Book Bits | 25 August 2018

Temp: How American Work, American Business, and the American Dream Became Temporary
By Louis Hyman
Q&A with author via Slate
In his new book Temp: How American Work, American Business, and the American Dream Became Temporary, Louis Hyman looks at the reasons behind the temporary nature of so much of the American economy. Eschewing the thesis that companies like Uber are primarily responsible for people working jobs without proper benefits and protections, Hyman examines the changes in American corporate life after the 1950s and 1960s, and why the much-mythologized postwar years were less rosy than we think. At the same time, he explains that the postwar era did offer protections for workers that have lately become much sparser and posits that the challenge going forward is to ensure that Americans keep the flexibility they now seem to want, while simultaneously not being exploited by the companies they work for.
Is this even possible? I recently spoke by phone with Hyman, who is an associate professor of history at the ILR School at Cornell University, to ask.

Buy the Fear, Sell the Greed: 7 Behavioral Quant Strategies for Traders
By Larry Connors
Summary via publisher (TradingMarkets Publishing)
As all professional traders know, the greatest trading edges occur when money managers, investors, and traders panic. They sell-off securities, often-times to extreme levels and after they’re done selling, the strong money (the professional money) enters the market and takes prices higher. This behavior creates great trading opportunities for the professionals who know when to buy. And this same behavior has occurred over and over again for decades and will likely do so for years to come because human behavior never changes!

Silicon States: The Power and Politics of Big Tech and What It Means for Our Future
By Lucie Greene
Excerpt via Red Herring
Silicon Valley companies have done a good job presenting themselves as friendly, egalitarian democratizers. The projected value system of this group is largely positive. They’re pro-LGBT, pro-sustainability, pro–social good. But it’s on their own terms, and self-regulated. (Evidenced by their famously hostile work environments, gender inequality, and seeming disinterest in the very real homeless problem in their hometown of San Francisco.)
All of this is significant as Big Tech’s reach extends. It is one thing if a company monopolizes a service—don’t subscribe to it. Or a product—don’t buy it. But what happens when that company is providing everything? And all those things are interconnected and controlling the way you live, the loans you get, the insurance you can buy, and the prices you pay for them. When your health data defines whether you get access to credit. When your productivity declines and is connected directly to your salary. The veneer of control quickly vanishes, and you’re left with monopoly not just of what you buy, but how you live. It’s a consumerist police state.

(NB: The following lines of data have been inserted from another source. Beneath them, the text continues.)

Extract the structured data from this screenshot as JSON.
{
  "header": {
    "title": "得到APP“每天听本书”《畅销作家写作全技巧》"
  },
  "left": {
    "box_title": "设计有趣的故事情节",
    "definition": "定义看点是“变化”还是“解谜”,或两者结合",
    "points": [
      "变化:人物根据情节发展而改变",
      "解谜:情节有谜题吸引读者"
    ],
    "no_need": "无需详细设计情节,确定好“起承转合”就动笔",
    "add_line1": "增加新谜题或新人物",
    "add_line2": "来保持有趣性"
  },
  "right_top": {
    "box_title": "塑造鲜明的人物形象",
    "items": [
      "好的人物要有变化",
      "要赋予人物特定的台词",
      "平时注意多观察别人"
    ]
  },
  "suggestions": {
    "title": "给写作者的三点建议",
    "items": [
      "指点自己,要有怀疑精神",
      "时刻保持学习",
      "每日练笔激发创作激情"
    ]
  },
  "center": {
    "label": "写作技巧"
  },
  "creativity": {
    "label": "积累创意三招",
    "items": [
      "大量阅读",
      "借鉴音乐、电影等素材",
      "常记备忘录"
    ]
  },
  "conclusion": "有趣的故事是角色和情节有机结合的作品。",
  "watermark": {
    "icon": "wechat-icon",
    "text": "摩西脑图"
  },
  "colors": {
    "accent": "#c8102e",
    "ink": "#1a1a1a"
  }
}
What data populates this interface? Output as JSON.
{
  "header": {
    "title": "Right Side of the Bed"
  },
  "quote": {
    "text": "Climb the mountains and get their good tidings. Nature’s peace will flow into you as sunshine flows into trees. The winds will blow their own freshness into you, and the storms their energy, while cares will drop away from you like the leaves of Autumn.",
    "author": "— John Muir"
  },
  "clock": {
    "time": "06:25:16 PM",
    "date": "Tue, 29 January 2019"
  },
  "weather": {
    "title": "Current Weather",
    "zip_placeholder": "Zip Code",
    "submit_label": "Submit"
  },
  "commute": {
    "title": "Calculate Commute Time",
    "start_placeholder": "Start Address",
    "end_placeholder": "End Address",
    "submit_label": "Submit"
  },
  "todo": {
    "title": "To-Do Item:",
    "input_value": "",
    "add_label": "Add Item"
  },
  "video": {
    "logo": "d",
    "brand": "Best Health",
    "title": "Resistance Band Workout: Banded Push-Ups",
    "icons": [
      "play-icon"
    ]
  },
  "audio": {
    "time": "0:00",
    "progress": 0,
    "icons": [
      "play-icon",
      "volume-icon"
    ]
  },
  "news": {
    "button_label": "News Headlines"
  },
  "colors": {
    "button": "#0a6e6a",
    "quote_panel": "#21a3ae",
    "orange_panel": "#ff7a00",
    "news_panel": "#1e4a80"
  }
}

The Million-Dollar Financial Advisor Team: Best Practices from Top Performing Teams
By David J. Mullen Jr.
Summary via Amazon
David Mullen, Jr., whose financial advisor program at Merrill Lynch had a success rate twice the industry average, shows advisors how to effectively offer wealth and financial management services under one roof to better service clients. When exacting clients, high expectations, and the need to grow define your job, you need to be at the top of your game. That’s why more and more financial advisors are pooling resources to meet demand and joining teams in the process.

Boom Town: The Fantastical Saga of Oklahoma City, its Chaotic Founding… its Purloined Basketball Team, and the Dream of Becoming a World-class Metropolis
By Sam Anderson
Review via City Journal
Oklahoma City is the rare place that emerged in a single day: April 22, 1889, with the legendary Land Run, when the U.S. government opened up unassigned plots (taken from Indian tribes) to white settlement on a first-come, first-served basis. (The “Sooners” of University of Oklahoma football fame were those who had snuck in early to stake out their claims before everyone else.) Sited at the confluence of a railroad line and a river, Oklahoma City was preselected as an auspicious location for a capital city; settlers could claim only urban-size lots, as opposed to 160-acre rural homesteads. By sunset of Day One of the Land Run, the city had gone from empty prairieland to a bustling metropolis, with about 10,000 people. Before the first well was sunk or building foundation dug, the new town’s enterprising citizens had laid out streets and begun organizing local government.